BLITHE SPIRIT - MAY 1-17, 2014 - THE CHARITY RANDALL THEATRE
PICT launches its season next May with Noel Coward's immensely popular comedy Blithe Spirit. This play made its Pittsburgh premiere at the Nixon Theatre in 1942 and was produced again in 1943, and then the Pittsburgh Playhouse produced it in 1945, but since then, there have been no professional productions of this comic gem in Pittsburgh. The story is simple: after a séance gone bad, Charles Condomine is disturbed to find that he now has two wives occupying his home- one of which is his late wife, Elvira. Blithe Spirit playfully mocks the traditions of love and marriage through the machinations of spiritual folly and the fight between a wife living, a wife dead and the haunted husband stuck between them. Even the grim reaper has no rest. A darkly amusing comedy, Blithe Spirit will be directed by PICT Producing Artistic Director Alan Stanford.

WAITING FOR GODOT - JUNE 4-21, 2014 - THE CHARITY RANDALL THEATRE
Though PICT produced BeckettFest in 2006, the company only offered a staged reading of Beckett's Waiting for Godot. In October of that same year, Alan Stanford starred as Pozzo in the Gate Theatre Dublin's touring production at the Byham. PICT is finally producing this work as the second production of the 2014 season. Waiting for Godot, considered by many to be one of most influential plays ever written. Of this play, Alan Stanford notes, " Two men waiting on a road for someone who never arrives. Two other men on a journey that seems to have no purpose or end. In this simple tragic-comedy, Beckett has captured all life - the waiting and the journeying." Aoife Spillane-Hinks, who directed PICT's 2013 season opener Our Class will return to PICT to direct.
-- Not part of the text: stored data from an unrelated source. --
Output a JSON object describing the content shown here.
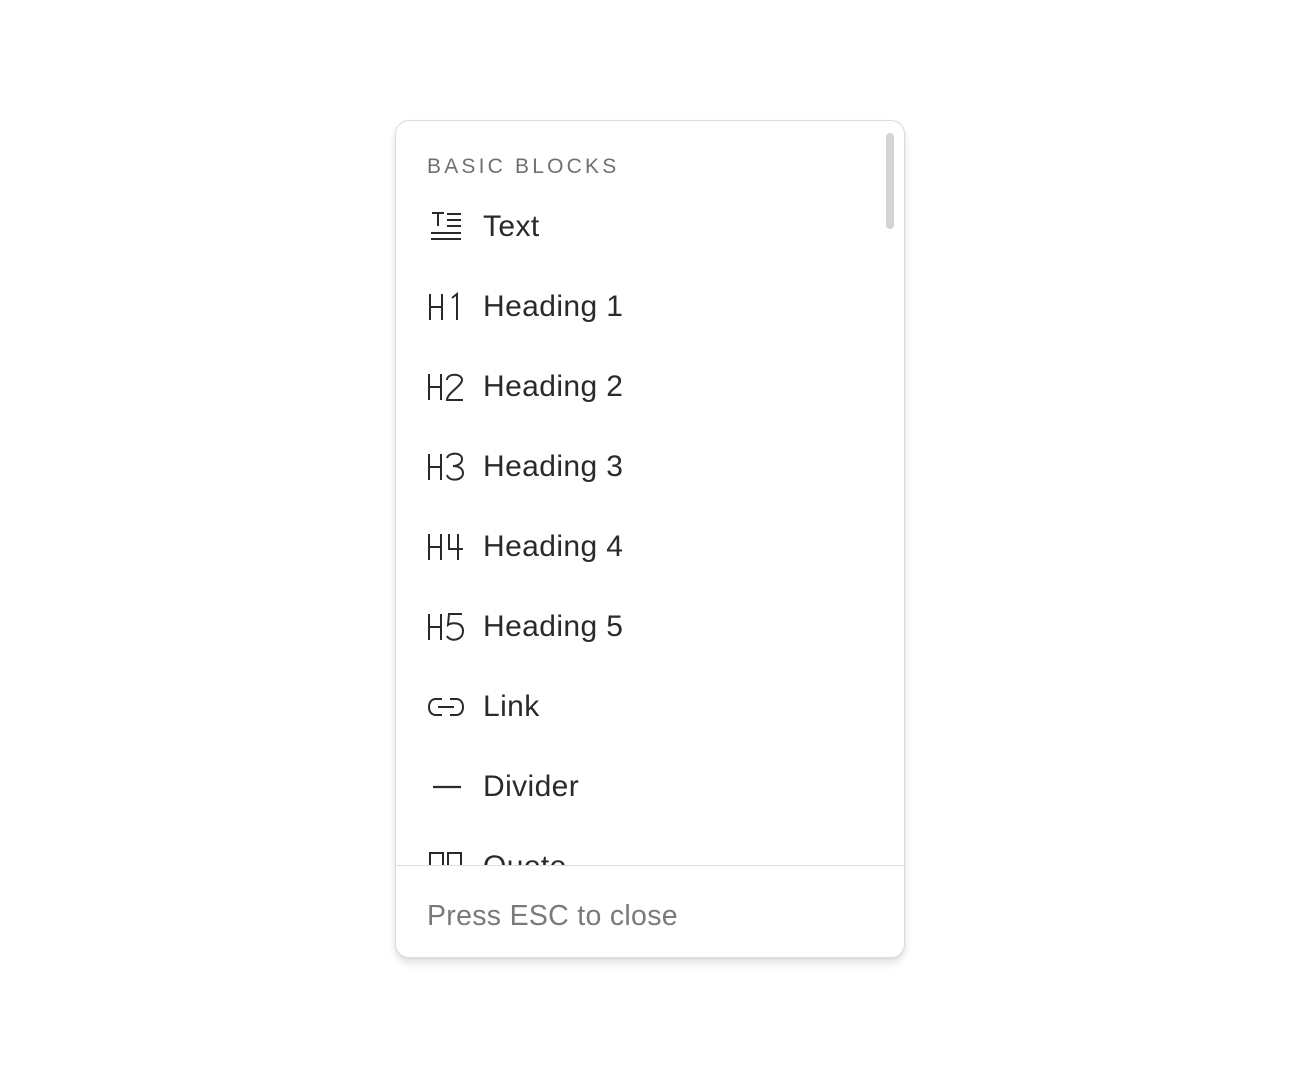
{
  "menu": {
    "section_header": "BASIC BLOCKS",
    "items": [
      {
        "label": "Text",
        "icon": "text-icon"
      },
      {
        "label": "Heading 1",
        "icon": "heading-1-icon"
      },
      {
        "label": "Heading 2",
        "icon": "heading-2-icon"
      },
      {
        "label": "Heading 3",
        "icon": "heading-3-icon"
      },
      {
        "label": "Heading 4",
        "icon": "heading-4-icon"
      },
      {
        "label": "Heading 5",
        "icon": "heading-5-icon"
      },
      {
        "label": "Link",
        "icon": "link-icon"
      },
      {
        "label": "Divider",
        "icon": "divider-icon"
      },
      {
        "label": "Quote",
        "icon": "quote-icon"
      }
    ],
    "footer_hint": "Press ESC to close"
  },
  "colors": {
    "text": "#2a2a2a",
    "muted": "#707070",
    "border": "#dcdcdc",
    "scrollbar": "#d4d4d4"
  }
}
WOMAN AND SCARECROW - JULY 10-AUGUST 20, 2014, THE Henry Heymann THEATRE
First performed at The Royal Court Theatre in London and subsequently presented at The Abbey Theatre, Dublin, Woman and Scarecrow is Marina Carr's perfect play about the last moments of a woman's life. With great beauty and with clear Irish wit and wonder, this play tells the story of a life that was lived and the joy and sadness that comes that comes at journey's end. The woman of the title is surrounded by colorful characters including her husband, her Auntie, her strange companion- and not forgetting the 'thing' in the closet. A wickedly wonderful plot for the adventurous spirit. Directed by Alan Stanford and starring Nike Doukas and Karen Baum,

OBSERVE THE SONS OF ULSTER MARCHING TOWARDS THE SOMME - SEPTEMBER 4-20, 2014, THE CHARITY RANDALL THEATRE
Almost legendary in Irish Theatre, Observe the Sons of Ulster Marching Towards the Somme was written in the height of "the Troubles" in Northern Ireland. It was one of the few plays from the Irish Republic which addressed the traditions and sense of Uster-ness of the Northern Protestants. Set during the First World War, the play follows a group of new recruits to the British army from basic training to the night before the Battle of the Somme where over 50,000 British troops died on the first day. Most of the Ulster contingent were killed in the first onslaught. Award-winning Irish playwright Frank McGuinness gives us a play which brilliantly demonstrates duty, loyalty, friendship, and above all, the effect of war on men. PICT's production marks the 100th anniversary of the beginning of World War I.

MACBETH - OCTOBER 8-25, 2014 - THE CHARITY RANDALL THEATRE
One of Shakespeare's most popular plays, Macbeth chronicles the lust for power and the enticements that fate can offer. Macbeth, of all Shakespeare's heroes, is the one on whom temptation and vanity wreak their most terrible revenge. He is the victim of his own delusions and of his own blind ambition. This is a play with no sub-plot. No deviations. No overtly intellectual debate. It is a play of action, power and passion. And there are three wicked witches! Alan Stanford will direct.

GREAT EXPECTATIONS - DECEMBER 3-20, 2014 - THE CHARITY RANDALL THEATRE
One of the best-known novels of England's most prolific and loved Victorian writers, Great Expectations chronicles the life and loves of Philip Pirrip, known simply as Pip. Apprenticed to a blacksmith, kind to an escaped convict, sent to the home of an eccentric old woman (still in the bridal wear from her wedding day), Pip falls hopelessly in love with her ward. He is sent to London with great expectations of an inheritance. But the truth behind his expectations is far from anything he believed and the conclusion of his adventures is far from anything he dreamed. This classic of literature by Charles Dickens, which contains some of the author's most colorful characters, was adapted by Hugh Leonard for Alan Stanford for production at the Gate Theatre Dublin. Alan Stanford will direct.